The Federal Trade Commission begins an investigation into OpenAI trying to understand whether or not the tech firm has harmed consumers by collecting personal data and publishing false information.
CNBC breaks down the latest from the ESG-centered House Financial Service Committee hearing this week. Lawmakers argued over federally mandated disclosure requirements.
The Wall Street Journal writes about DEI divisions in American workplaces in the wake of the Supreme Court’s affirmative action decision. A new Pew Research Center survey found that 54% of workers believe their company is doing enough, 14% believe their company is doing too much, and 15% believe their company is doing too little. A new editorial in Fortune offers advice for businesses on how to center DEI in the face of criticism from anti-ESG proponents.
Bloomberg highlights the stark news that Black workers account for around 90% of recent layoffs as hiring cools and businesses tighten budgets.
Fortune’s CHRO Daily Newsletter highlights the work of Chobani CEO Hamdi Ulukaya.
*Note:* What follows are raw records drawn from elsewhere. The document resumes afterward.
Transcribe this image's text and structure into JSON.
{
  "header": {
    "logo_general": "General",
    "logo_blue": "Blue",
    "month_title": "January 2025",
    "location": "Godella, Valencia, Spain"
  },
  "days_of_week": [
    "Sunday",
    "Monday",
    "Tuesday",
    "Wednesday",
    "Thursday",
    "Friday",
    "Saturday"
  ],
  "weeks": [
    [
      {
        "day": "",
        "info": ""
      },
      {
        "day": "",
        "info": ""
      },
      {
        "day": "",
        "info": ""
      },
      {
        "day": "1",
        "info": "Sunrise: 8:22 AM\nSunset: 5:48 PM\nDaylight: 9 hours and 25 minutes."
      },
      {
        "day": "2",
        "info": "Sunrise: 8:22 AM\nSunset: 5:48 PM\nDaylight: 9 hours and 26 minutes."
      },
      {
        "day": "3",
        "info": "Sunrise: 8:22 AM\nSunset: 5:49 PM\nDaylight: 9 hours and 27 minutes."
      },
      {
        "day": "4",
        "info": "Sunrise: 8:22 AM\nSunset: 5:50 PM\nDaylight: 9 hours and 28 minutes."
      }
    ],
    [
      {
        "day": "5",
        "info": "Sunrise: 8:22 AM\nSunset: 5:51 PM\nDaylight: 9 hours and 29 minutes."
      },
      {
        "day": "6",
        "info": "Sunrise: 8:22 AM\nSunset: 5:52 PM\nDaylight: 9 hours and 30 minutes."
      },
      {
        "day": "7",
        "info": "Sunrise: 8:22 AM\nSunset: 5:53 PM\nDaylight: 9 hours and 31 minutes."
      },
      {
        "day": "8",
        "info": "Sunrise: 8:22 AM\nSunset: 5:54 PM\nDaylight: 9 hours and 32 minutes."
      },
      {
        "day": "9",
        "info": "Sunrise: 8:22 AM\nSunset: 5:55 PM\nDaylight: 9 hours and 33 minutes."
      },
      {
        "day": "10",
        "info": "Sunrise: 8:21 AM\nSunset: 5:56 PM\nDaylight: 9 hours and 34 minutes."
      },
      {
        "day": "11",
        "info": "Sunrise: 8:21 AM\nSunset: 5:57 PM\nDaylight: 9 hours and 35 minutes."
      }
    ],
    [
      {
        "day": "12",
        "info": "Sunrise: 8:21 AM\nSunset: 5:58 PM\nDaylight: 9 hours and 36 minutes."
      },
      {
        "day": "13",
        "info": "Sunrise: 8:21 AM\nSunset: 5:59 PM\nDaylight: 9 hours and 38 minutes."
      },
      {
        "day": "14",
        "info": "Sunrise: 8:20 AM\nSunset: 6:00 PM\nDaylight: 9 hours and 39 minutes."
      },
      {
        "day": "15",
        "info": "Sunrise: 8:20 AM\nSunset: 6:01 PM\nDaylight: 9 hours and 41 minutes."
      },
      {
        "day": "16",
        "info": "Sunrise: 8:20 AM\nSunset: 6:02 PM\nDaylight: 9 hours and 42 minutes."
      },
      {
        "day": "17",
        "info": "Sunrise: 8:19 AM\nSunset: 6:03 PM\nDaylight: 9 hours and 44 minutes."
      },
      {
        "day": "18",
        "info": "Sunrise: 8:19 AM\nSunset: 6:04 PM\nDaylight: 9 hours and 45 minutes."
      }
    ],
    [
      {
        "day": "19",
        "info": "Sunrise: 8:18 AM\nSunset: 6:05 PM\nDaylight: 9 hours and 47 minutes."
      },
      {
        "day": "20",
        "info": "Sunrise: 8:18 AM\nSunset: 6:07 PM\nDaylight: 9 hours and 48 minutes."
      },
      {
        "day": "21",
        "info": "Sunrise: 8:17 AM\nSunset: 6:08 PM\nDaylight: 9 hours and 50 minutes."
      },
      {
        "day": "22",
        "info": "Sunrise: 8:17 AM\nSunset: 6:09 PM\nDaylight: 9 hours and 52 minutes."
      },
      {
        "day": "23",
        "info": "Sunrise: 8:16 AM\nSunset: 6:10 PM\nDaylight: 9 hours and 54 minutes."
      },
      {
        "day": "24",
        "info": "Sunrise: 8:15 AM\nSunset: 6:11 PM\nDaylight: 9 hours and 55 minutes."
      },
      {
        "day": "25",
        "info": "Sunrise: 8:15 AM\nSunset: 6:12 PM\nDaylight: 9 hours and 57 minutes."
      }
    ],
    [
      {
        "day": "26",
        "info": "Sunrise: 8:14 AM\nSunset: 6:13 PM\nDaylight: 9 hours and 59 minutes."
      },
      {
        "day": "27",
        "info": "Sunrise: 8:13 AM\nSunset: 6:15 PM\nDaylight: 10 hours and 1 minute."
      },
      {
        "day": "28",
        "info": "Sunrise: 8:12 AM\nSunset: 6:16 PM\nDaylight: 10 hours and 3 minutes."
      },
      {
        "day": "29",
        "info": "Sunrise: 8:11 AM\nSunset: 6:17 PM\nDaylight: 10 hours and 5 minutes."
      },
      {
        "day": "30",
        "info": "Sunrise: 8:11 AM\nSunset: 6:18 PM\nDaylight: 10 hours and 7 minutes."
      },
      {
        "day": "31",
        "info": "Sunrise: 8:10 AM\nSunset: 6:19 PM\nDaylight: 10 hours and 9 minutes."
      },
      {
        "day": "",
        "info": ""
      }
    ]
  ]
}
The yogurt company advocates for hiring newly arrived refugees and provides their employees with benefits like childcare discounts – and has been rewarded by exceeding talent retention averages.
The New York Times’ Daily Podcast reports on the end of “the great resignation” as employers regain their edge in a more stagnant labor market.
Bloomberg explores how rising anti-ESG sentiment is impacting funds. An HSBC survey found that managers are taking the backlash into consideration as they decide how to invest their clients’ money.
CHART OF THE WEEK:
The Climate Change Leaders index concept features the top 20% of Russell 1000 companies in JUST’s annual Rankings that actively employ strategies to mitigate climate-related risks. This concept highlights the financial performance and impact of investing in companies that set clear operational commitments and goals designed to combat climate change. From inception on December 31, 2021 through July 10, 2023, the concept has outperformed its Russell 1000 benchmark by 0.93 percentage points.